CLSI document I/LA23-A—Assessing the Quality of Immunoassay Systems: Radioimmunoassays and Enzyme, Fluorescence, and Luminescence Immunoassays; Approved Guideline addresses components for harmonizing and assessing the quality of immunoassay systems for several commonly used dose-response indicator categories, (e.g., radioisotopes, enzymes, fluorescence, luminescence, reagents, and experimental components criteria) essential to characterizing an immunoassay. The Area Committee on Immunology and Ligand Assays merged NCCLS documents LA1-A2—Assessing the Quality of Radioimmunoassay Systems; Approved Guideline—Second Edition and DI4-T—Enzyme and Fluorescence Immunoassays; Tentative Guideline into one document assimilating the residual segments of LA1-A2, and updating information in DI4-T into a more generic model, along with the addition of new information for each topic. I/LA23-A has broader utility and applicability while providing resource information previously available in the other two documents. This new guideline describes the iterations in the development, performance characterization, and certification from sample collection to method transferability. Specific nuances of each of the different dose-response systems for immunoassays are addressed while placing emphasis on mechanisms to assess the quality of the different immunoassay systems—factors that contribute to reliable and reproducible results. This guideline is particularly useful for specific details on optimization and harmonization of immunoassays, especially for those measurands (analytes) that are measured only by quantitation of antigen-antibody reactions (e.g., protein hormones, IgG, serum specific proteins).

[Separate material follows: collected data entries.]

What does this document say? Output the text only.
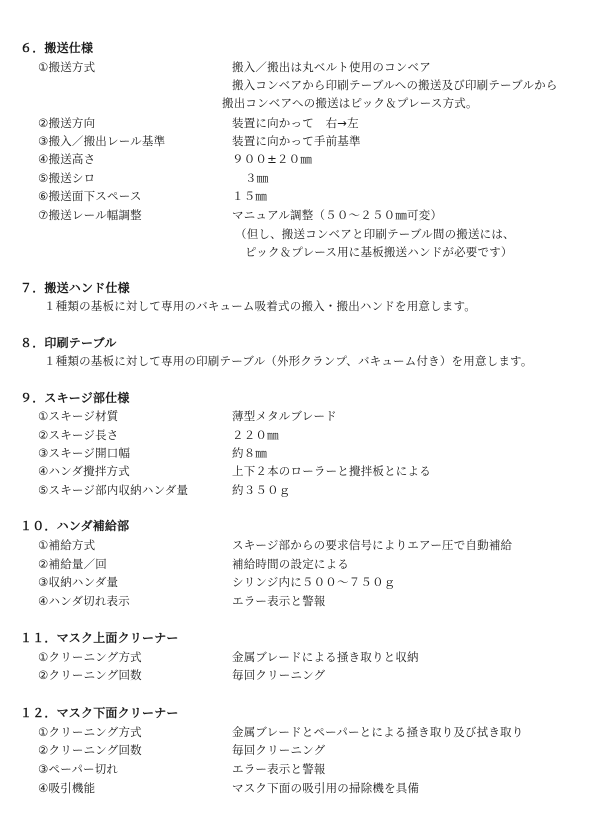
６．搬送仕様
①搬送方式	搬入／搬出は丸ベルト使用のコンベア
搬入コンベアから印刷テーブルへの搬送及び印刷テーブルから
搬出コンベアへの搬送はピック＆プレース方式。
②搬送方向	装置に向かって　右→左
③搬入／搬出レール基準	装置に向かって手前基準
④搬送高さ	９００±２０㎜
⑤搬送シロ	３㎜
⑥搬送面下スペース	１５㎜
⑦搬送レール幅調整	マニュアル調整（５０～２５０㎜可変）
（但し、搬送コンベアと印刷テーブル間の搬送には、
ピック＆プレース用に基板搬送ハンドが必要です）
７．搬送ハンド仕様
１種類の基板に対して専用のバキューム吸着式の搬入・搬出ハンドを用意します。
８．印刷テーブル
１種類の基板に対して専用の印刷テーブル（外形クランプ、バキューム付き）を用意します。
９．スキージ部仕様
①スキージ材質	薄型メタルブレード
②スキージ長さ	２２０㎜
③スキージ開口幅	約８㎜
④ハンダ攪拌方式	上下２本のローラーと攪拌板とによる
⑤スキージ部内収納ハンダ量	約３５０ｇ
１０．ハンダ補給部
①補給方式	スキージ部からの要求信号によりエアー圧で自動補給
②補給量／回	補給時間の設定による
③収納ハンダ量	シリンジ内に５００～７５０ｇ
④ハンダ切れ表示	エラー表示と警報
１１．マスク上面クリーナー
①クリーニング方式	金属ブレードによる掻き取りと収納
②クリーニング回数	毎回クリーニング
１２．マスク下面クリーナー
①クリーニング方式	金属ブレードとペーパーとによる掻き取り及び拭き取り
②クリーニング回数	毎回クリーニング
③ペーパー切れ	エラー表示と警報
④吸引機能	マスク下面の吸引用の掃除機を具備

This document presents guidelines for immunoassays of macromolecular analytes. The factors likely to be important in achieving reliable and reproducible results are emphasized. Use of this document should promote greater reliability and comparability in immunoassay results. 

The definitions, information, and procedures necessary to properly assess the quality of immunoassay systems are described. Awareness of the evaluation process allows laboratory personnel to better assess systems that meet the specific needs of the patient population. 

Immunoassays are widely used to quantitate specific measurands (analytes) in complex mixtures such as clinical samples. Immunoassays using enzymes or fluorescers as labels are recent developments. Enzyme immunoassays (EIA), fluorescence immunoassays (FIA), and luminescence immunoassays (LIA) were developed to provide a simple, sensitive immunoassay technique that does not use unstable and potentially dangerous radioisotopes. At present, enzyme, fluorescence, and luminescence immunoassays are typically less sensitive than radioimmunoassays (RIA). However, high sensitivity is not necessary in many applications, and there are reasons to expect that sensitivity comparable to radioimmunoassay can and will be achieved by EIA and FIA in the near future. There are no criteria on whether RIA, EIA, FIA, or LIA is the best method for a particular analyte measurement. When radioisotopes cannot be used or when radioisotope decay counters are not available, techniques such as EIA, FIA, or LIA are obligatory. In practice, EIA, FIA, and LIA systems have exhibited other advantages, including high specific activity, reagent stability, and applicability to simple instrumentation. Immunoassays using luminescent technologies are now among the most sensitive, with analytical detection limits as low as one zeptomole (10-21 moles).